Nel romanzo Il sorriso dell'ignoto marinaio, di Vincenzo Consolo, ho letto:
Chinnici aveva fama per il trettarì. Sempre quello, da due anni, da quando mise piede a Cefalù. Si presentava al pizzicagnolo: pasta estratto ricotta pecorino caciocavallo tonno bottarga aringhe pescestocco... (moglie, tre figli e suocera a carico con fame d'allupati). Col pollice e l'indice tirava dal taschino l'argento bianco, glielo metteva sotto il naso fissandolo negli occhi. «Che fa, mi scangia?» gli diceva. «Vossia scherza?» gli rispondeva il pizzicagnolo. «Dove lo trovo il resto? Un'altra volta, dopo, dopo mi paga». La medesima faceva poi col carnezziere, il pescivendolo, il panettiere, l'acquaiolo, l'ortolano.
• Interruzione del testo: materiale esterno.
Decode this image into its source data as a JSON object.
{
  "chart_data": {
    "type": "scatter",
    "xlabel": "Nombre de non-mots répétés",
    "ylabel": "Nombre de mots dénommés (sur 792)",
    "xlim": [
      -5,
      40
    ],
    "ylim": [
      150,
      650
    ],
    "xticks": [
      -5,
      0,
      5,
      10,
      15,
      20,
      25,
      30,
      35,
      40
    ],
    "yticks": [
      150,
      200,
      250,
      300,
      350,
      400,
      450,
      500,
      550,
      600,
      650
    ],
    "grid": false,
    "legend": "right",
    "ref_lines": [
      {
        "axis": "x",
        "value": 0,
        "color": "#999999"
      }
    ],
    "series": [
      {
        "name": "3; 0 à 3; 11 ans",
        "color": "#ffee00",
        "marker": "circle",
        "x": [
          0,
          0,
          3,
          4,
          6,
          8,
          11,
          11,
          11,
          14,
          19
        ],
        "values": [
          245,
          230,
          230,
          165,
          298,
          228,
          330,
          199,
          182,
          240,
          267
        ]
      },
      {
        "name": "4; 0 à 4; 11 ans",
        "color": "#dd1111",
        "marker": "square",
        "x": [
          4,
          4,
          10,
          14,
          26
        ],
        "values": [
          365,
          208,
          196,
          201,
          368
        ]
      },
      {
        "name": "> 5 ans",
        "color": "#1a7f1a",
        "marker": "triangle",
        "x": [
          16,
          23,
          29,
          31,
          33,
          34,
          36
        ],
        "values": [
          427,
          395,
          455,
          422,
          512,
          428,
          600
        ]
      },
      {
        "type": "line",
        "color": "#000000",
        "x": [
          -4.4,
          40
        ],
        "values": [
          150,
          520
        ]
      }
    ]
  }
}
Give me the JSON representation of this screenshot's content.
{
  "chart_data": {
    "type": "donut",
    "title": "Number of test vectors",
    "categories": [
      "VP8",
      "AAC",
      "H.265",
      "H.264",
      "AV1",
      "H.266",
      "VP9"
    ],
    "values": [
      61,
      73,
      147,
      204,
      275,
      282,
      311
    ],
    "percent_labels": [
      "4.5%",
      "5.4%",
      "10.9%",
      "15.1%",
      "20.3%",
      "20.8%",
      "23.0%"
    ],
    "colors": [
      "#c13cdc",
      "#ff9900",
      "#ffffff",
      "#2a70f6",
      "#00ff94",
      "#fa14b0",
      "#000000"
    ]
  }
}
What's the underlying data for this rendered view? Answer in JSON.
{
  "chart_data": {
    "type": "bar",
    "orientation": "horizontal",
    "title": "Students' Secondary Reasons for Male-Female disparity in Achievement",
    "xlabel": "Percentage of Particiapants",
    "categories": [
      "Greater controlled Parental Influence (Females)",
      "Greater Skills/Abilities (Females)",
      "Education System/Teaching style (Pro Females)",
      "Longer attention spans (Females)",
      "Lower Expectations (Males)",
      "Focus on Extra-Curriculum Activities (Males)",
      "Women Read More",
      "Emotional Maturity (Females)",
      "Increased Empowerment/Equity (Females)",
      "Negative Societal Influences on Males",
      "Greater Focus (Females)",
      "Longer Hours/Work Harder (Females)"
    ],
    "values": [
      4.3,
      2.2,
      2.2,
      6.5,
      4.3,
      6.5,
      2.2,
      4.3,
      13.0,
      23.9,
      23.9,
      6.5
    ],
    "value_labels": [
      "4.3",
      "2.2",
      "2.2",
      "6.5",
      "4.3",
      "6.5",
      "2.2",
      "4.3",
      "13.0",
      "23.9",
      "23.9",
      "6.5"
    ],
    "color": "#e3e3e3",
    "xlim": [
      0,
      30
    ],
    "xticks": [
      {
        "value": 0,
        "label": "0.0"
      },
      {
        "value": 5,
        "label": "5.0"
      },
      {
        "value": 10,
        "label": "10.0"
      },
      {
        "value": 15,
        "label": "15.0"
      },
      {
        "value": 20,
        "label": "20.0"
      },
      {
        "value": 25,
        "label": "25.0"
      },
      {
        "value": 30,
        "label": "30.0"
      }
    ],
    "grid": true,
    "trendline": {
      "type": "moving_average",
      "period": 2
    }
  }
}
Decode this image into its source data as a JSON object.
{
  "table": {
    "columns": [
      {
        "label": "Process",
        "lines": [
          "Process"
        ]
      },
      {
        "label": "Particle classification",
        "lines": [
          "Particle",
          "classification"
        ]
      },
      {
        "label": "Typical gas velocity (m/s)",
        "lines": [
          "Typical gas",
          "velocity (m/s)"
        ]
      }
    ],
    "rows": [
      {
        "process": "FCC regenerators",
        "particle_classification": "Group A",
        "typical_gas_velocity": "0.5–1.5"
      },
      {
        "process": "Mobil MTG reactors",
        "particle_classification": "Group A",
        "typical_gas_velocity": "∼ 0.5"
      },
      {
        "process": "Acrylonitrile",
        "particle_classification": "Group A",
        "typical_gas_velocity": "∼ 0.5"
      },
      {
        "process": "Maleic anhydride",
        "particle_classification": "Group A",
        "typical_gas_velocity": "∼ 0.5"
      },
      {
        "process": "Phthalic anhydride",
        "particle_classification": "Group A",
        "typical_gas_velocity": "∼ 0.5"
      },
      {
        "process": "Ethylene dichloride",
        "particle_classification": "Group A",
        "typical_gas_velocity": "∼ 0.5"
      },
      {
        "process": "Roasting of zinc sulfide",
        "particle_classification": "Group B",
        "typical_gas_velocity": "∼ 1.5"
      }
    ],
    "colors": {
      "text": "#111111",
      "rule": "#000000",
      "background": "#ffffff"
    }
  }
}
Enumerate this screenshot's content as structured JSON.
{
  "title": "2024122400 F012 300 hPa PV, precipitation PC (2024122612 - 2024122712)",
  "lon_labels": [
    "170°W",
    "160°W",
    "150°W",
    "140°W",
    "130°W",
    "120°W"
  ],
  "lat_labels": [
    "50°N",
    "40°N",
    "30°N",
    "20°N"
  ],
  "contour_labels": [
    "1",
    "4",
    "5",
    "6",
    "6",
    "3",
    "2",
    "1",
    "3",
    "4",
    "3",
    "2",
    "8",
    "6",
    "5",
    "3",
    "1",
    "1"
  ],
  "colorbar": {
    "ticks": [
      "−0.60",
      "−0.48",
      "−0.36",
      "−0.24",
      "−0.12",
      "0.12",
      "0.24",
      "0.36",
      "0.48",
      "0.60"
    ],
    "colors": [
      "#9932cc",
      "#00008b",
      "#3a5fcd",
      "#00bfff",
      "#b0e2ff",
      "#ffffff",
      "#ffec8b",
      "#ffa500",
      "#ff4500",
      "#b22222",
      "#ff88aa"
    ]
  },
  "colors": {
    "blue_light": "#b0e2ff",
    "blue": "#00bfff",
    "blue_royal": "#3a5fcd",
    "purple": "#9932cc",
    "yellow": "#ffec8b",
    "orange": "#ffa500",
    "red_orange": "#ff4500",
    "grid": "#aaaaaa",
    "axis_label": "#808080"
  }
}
S'approfittava financo dell'Ersilia, la vecchia che vendeva per le strade cicorie cacocciole asparagi finocchi babbaluci, secondo la stagione.
La mia domanda è: cosa significa "trettarì"? Non ho trovato questo termine in nessun dizionario. Si tratta di un vocabolo di origine siciliana? Potrebbe trattarsi di una moneta d'argento?